My bottom is juicy; it’s one of my three best features (so my fans have attested to) however I do not SPILL into the adjacent seat nor do I take up more room than any other size 16. I don’t hog the arm rest, I’m well groomed and dress more appropriately than the majority of the passengers, I don’t eat, drink, or even get up to the use the bathroom so the only reason I have found to explain this attitude towards me is that fat is contagious.

It is 100% certain that I will be the last chosen on the Jitney however every time I am left alone it still amazes me. Just last Friday after the driver secured the cabin for our 100 mile journey out East I actually stood up and scanned the entire bus to see if I was just paranoid or if I was truly the ONLY person left with an empty… and yes once again the cheese stood alone.

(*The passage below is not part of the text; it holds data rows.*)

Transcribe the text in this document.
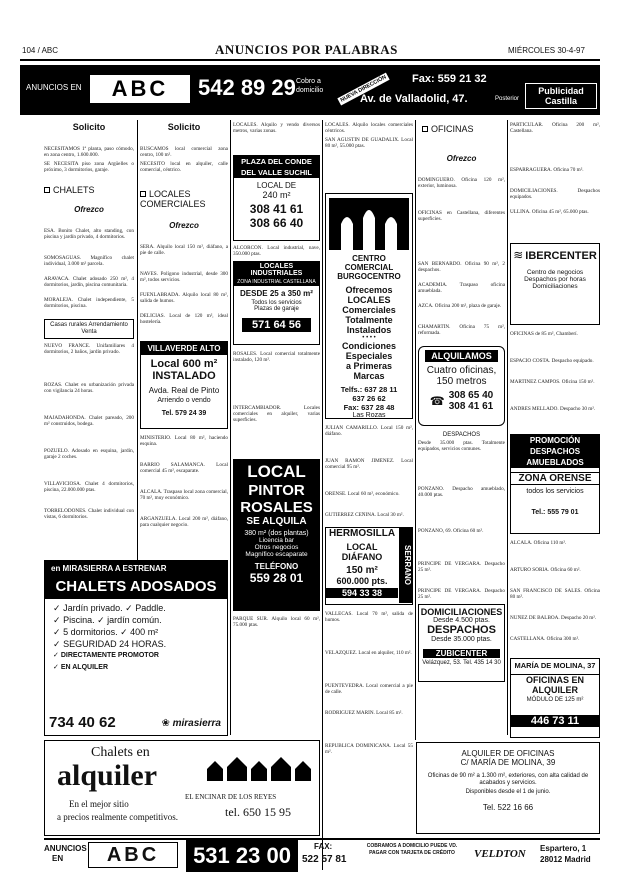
104 / ABC	ANUNCIOS POR PALABRAS	MIÉRCOLES 30-4-97
ANUNCIOS EN	ABC	542 89 29 Cobro a domicilio	NUEVA DIRECCIÓN Fax: 559 21 32
Av. de Valladolid, 47.	Posterior
Publicidad Castilla
Solicito
NECESITAMOS 1ª planta, paso cómodo, en zona centro, 1.600.000.
SE NECESITA piso zona Argüelles o próximo, 3 dormitorios, garaje.
CHALETS
Ofrezco
ESA. Bonito Chalet, alto standing, con piscina y jardín privado, 4 dormitorios.
SOMOSAGUAS. Magnífico chalet individual, 3.000 m² parcela.
ARAVACA. Chalet adosado 250 m², 4 dormitorios, jardín, piscina comunitaria.
MORALEJA. Chalet independiente, 5 dormitorios, piscina.
Casas rurales Arrendamiento Venta
NUEVO FRANCE. Unifamiliares 4 dormitorios, 2 baños, jardín privado.
ROZAS. Chalet en urbanización privada con vigilancia 24 horas.
MAJADAHONDA. Chalet pareado, 200 m² construidos, bodega.
POZUELO. Adosado en esquina, jardín, garaje 2 coches.
VILLAVICIOSA. Chalet 4 dormitorios, piscina, 22.000.000 ptas.
TORRELODONES. Chalet individual con vistas, 6 dormitorios.
Solicito
BUSCAMOS local comercial zona centro, 100 m².
NECESITO local en alquiler, calle comercial, céntrico.
LOCALES COMERCIALES
Ofrezco
SERA. Alquilo local 150 m², diáfano, a pie de calle.
NAVES. Polígono industrial, desde 300 m², todos servicios.
FUENLABRADA. Alquilo local 80 m², salida de humos.
DELICIAS. Local de 120 m², ideal hostelería.
VILLAVERDE ALTO
Local 600 m²
INSTALADO
Avda. Real de Pinto
Arriendo o vendo
Tel. 579 24 39
MINISTERIO. Local 80 m², haciendo esquina.
BARRIO SALAMANCA. Local comercial 45 m², escaparate.
ALCALÁ. Traspaso local zona comercial, 70 m², muy económico.
ARGANZUELA. Local 200 m², diáfano, para cualquier negocio.
LOCALES. Alquilo y vendo diversos metros, varias zonas.
PLAZA DEL CONDE
DEL VALLE SUCHIL
LOCAL DE
240 m²
308 41 61
308 66 40
ALCORCÓN. Local industrial, nave, 350.000 ptas.
LOCALES INDUSTRIALES
ZONA INDUSTRIAL CASTELLANA
DESDE 25 a 350 m²
Todos los servicios
Plazas de garaje
571 64 56
ROSALES. Local comercial totalmente instalado, 120 m².
INTERCAMBIADOR. Locales comerciales en alquiler, varias superficies.
LOCAL
PINTOR
ROSALES
SE ALQUILA
380 m² (dos plantas)
Licencia bar
Otros negocios
Magnífico escaparate
TELÉFONO
559 28 01
PARQUE SUR. Alquilo local 60 m², 75.000 ptas.
LOCALES. Alquilo locales comerciales céntricos.
SAN AGUSTÍN DE GUADALIX. Local 80 m², 55.000 ptas.
CENTRO
COMERCIAL
BURGOCENTRO
Ofrecemos
LOCALES
Comerciales
Totalmente
Instalados
• • • •
Condiciones
Especiales
a Primeras
Marcas
Telfs.: 637 28 11
637 26 62
Fax: 637 28 48
Las Rozas
JULIÁN CAMARILLO. Local 150 m², diáfano.
JUAN RAMÓN JIMÉNEZ. Local comercial 95 m².
ORENSE. Local 60 m², económico.
GUTIÉRREZ CEÑINA. Local 30 m².
HERMOSILLA
LOCAL
DIÁFANO
150 m²
600.000 pts.
594 33 38
SERRANO
VALLECAS. Local 70 m², salida de humos.
VELÁZQUEZ. Local en alquiler, 110 m².
PUENTEVEDRA. Local comercial a pie de calle.
RODRÍGUEZ MARÍN. Local 85 m².
REPUBLICA DOMINICANA. Local 55 m².
OFICINAS
Ofrezco
DOMINGUERO. Oficina 120 m², exterior, luminosa.
OFICINAS en Castellana, diferentes superficies.
SAN BERNARDO. Oficina 90 m², 2 despachos.
ACADEMIA. Traspaso oficina amueblada.
AZCA. Oficina 200 m², plaza de garaje.
CHAMARTÍN. Oficina 75 m², reformada.
ALQUILAMOS
Cuatro oficinas,
150 metros
☎ 308 65 40
308 41 61
DESPACHOS
Desde 35.000 ptas. Totalmente equipados, servicios comunes.
PONZANO. Despacho amueblado, 40.000 ptas.
PONZANO, 69. Oficina 60 m².
PRÍNCIPE DE VERGARA. Despacho 25 m².
PRÍNCIPE DE VERGARA. Despacho 25 m².
DOMICILIACIONES
Desde 4.500 ptas.
DESPACHOS
Desde 35.000 ptas.
ZUBICENTER
Velázquez, 53. Tel. 435 14 30
PARTICULAR. Oficina 200 m², Castellana.
ESPARRAGUERA. Oficina 70 m².
DOMICILIACIONES. Despachos equipados.
ULLINA. Oficina 45 m², 65.000 ptas.
≋ IBERCENTER
Centro de negocios
Despachos por horas
Domiciliaciones
OFICINAS de 85 m², Chamberí.
ESPACIO COSTA. Despacho equipado.
MARTÍNEZ CAMPOS. Oficina 150 m².
ANDRÉS MELLADO. Despacho 30 m².
PROMOCIÓN
DESPACHOS
AMUEBLADOS
ZONA ORENSE
todos los servicios
Tel.: 555 79 01
ALCALÁ. Oficina 110 m².
ARTURO SORIA. Oficina 60 m².
SAN FRANCISCO DE SALES. Oficina 80 m².
NÚÑEZ DE BALBOA. Despacho 20 m².
CASTELLANA. Oficina 300 m².
MARÍA DE MOLINA, 37
OFICINAS EN
ALQUILER
MÓDULO DE 125 m²
446 73 11
en MIRASIERRA A ESTRENAR
CHALETS ADOSADOS
✓ Jardín privado. ✓ Paddle.
✓ Piscina. ✓ jardín común.
✓ 5 dormitorios. ✓ 400 m²
✓ SEGURIDAD 24 HORAS.
✓ DIRECTAMENTE PROMOTOR
✓ EN ALQUILER
734 40 62	❀ mirasierra
Chalets en
alquiler
En el mejor sitio
a precios realmente competitivos.
EL ENCINAR DE LOS REYES
tel. 650 15 95
ALQUILER DE OFICINAS
C/ MARÍA DE MOLINA, 39
Oficinas de 90 m² a 1.300 m², exteriores, con alta calidad de acabados y servicios.
Disponibles desde el 1 de junio.
Tel. 522 16 66
ANUNCIOS
EN	ABC	531 23 00	FAX:
522 57 81
COBRAMOS A DOMICILIO PUEDE VD. PAGAR CON TARJETA DE CRÉDITO	VELDTON Espartero, 1
28012 Madrid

I know I shouldn’t allow other’s actions to affect my own image – and truly I do not respect or admire these strangers nor would I ever want to trade my life for theirs or the lives’ of the faceless tools on the other side of their cell phone conversations – however it’s never nice to be unjustly singled out. It’s funny though when I took the bus down to DC I was one of the first to be chosen as a travel partner and my seat buddy was a young charming international playboy whose parents were delegates at the UN, so that either means that people who take the bus to DC are less discriminating or my under 21 buddy liked him some “junk”.